Experts on Islam, terrorism react to Wednesday's killing of 12

People in France show their solidarity after Wednesday's shooting. Photo by Dominique Faget/Getty Images
People in France show their solidarity after Wednesday's shooting. Photo by Dominique Faget/Getty Images

Wednesday's killing of 12 people at a French satirical magazine appeared to be more of an attack on free speech than it was about simply avenging Islam, Duke faculty experts said. 

"This attack is not about religion but about an ideology that claims religion in order to inhibit free speech, and that assaults or assassinates those who uphold it as a right in the democratic public square of urban communities, especially capital cities of Western Europe and North America," said Bruce Lawrence, a professor emeritus of Islamic Studies at Duke.

"To my mind, this is much less about religiosity than it is an assault on modern values of free speech and dissent, which fundamentalist ideologues reject, whether they reside in the Middle East or the West," added David Schanzer, a professor of the practice at the Sanford School of Public Policy.

Late Wednesday authorities were searching for three gunmen who reportedly wore hoods while bursting into the office of the French satirical magazine Charlie Hebdo.

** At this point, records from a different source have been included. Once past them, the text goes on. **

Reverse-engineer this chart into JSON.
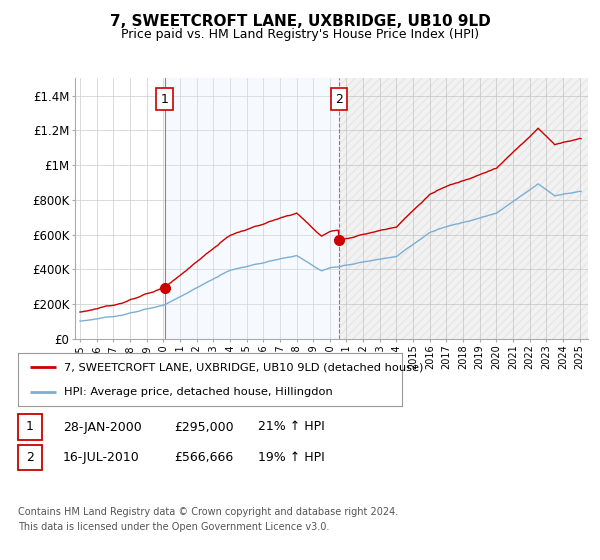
{
  "title": "7, SWEETCROFT LANE, UXBRIDGE, UB10 9LD",
  "subtitle": "Price paid vs. HM Land Registry's House Price Index (HPI)",
  "sale1_date": 2000.08,
  "sale1_price": 295000,
  "sale1_label": "1",
  "sale2_date": 2010.54,
  "sale2_price": 566666,
  "sale2_label": "2",
  "legend_red": "7, SWEETCROFT LANE, UXBRIDGE, UB10 9LD (detached house)",
  "legend_blue": "HPI: Average price, detached house, Hillingdon",
  "table_row1": [
    "1",
    "28-JAN-2000",
    "£295,000",
    "21% ↑ HPI"
  ],
  "table_row2": [
    "2",
    "16-JUL-2010",
    "£566,666",
    "19% ↑ HPI"
  ],
  "footnote1": "Contains HM Land Registry data © Crown copyright and database right 2024.",
  "footnote2": "This data is licensed under the Open Government Licence v3.0.",
  "red_color": "#cc0000",
  "blue_color": "#7bafd4",
  "shade_color": "#ddeeff",
  "hatch_color": "#cccccc",
  "background": "#ffffff",
  "grid_color": "#cccccc",
  "ylim": [
    0,
    1500000
  ],
  "yticks": [
    0,
    200000,
    400000,
    600000,
    800000,
    1000000,
    1200000,
    1400000
  ],
  "ytick_labels": [
    "£0",
    "£200K",
    "£400K",
    "£600K",
    "£800K",
    "£1M",
    "£1.2M",
    "£1.4M"
  ],
  "xmin": 1994.7,
  "xmax": 2025.5
}
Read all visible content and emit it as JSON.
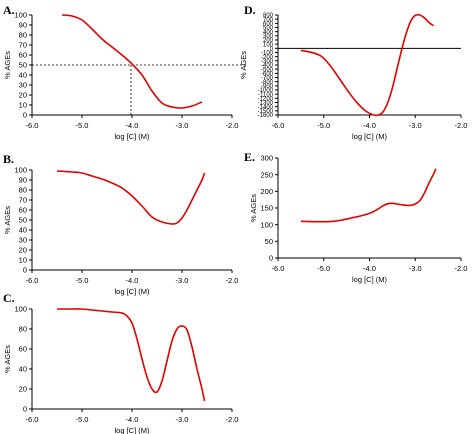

The publication has a history of mocking Islam and other religions.

French President Francois Hollande said there was no doubt the killing was a terrorist attack "of exceptional barbarity," according to the BBC.

Schanzer said the shooting appears to be an act of terrorism. "In contrast to the recent incidents in Sydney and Ottawa, which appear to have been perpetrated by disturbed individuals lashing out violently, this incident has hallmarks of a much more planned and targeted terrorist attack," said Schanzer, director of the Triangle Center on Terrorism and Homeland Security, a collaboration between Duke, the University of North Carolina at Chapel Hill and RTI International.

Omid Safi, a professor of Asian & Middle Eastern Studies and director of the Duke Islamic Studies Center, said the shooters' apparent claim to be "avenging the prophet" by killing magazine staff was misguided.

"Those who claim to defend the honor of the prophet would do well to actually study the life and teachings of the prophet, which put compassion and forgiveness of one’s enemies first," Safi said.

"Yes, this is partially about an ideological appropriation of religion and the issues of free speech, but it is free speech as applied disproportionately against a community that is racially, religiously and socioeconomically on the margins of French -- and many other European -- society. As such, to purely treat this as a freedom of speech issue without also dealing with the broader issues of xenophobia is missing the mark." 

Safi said the response to the Paris shooting should consist of not merely a "full-throated defense of freedom of speech," but also a renewed commitment to a robust and pluralistic democracy that encompasses marginalized communities.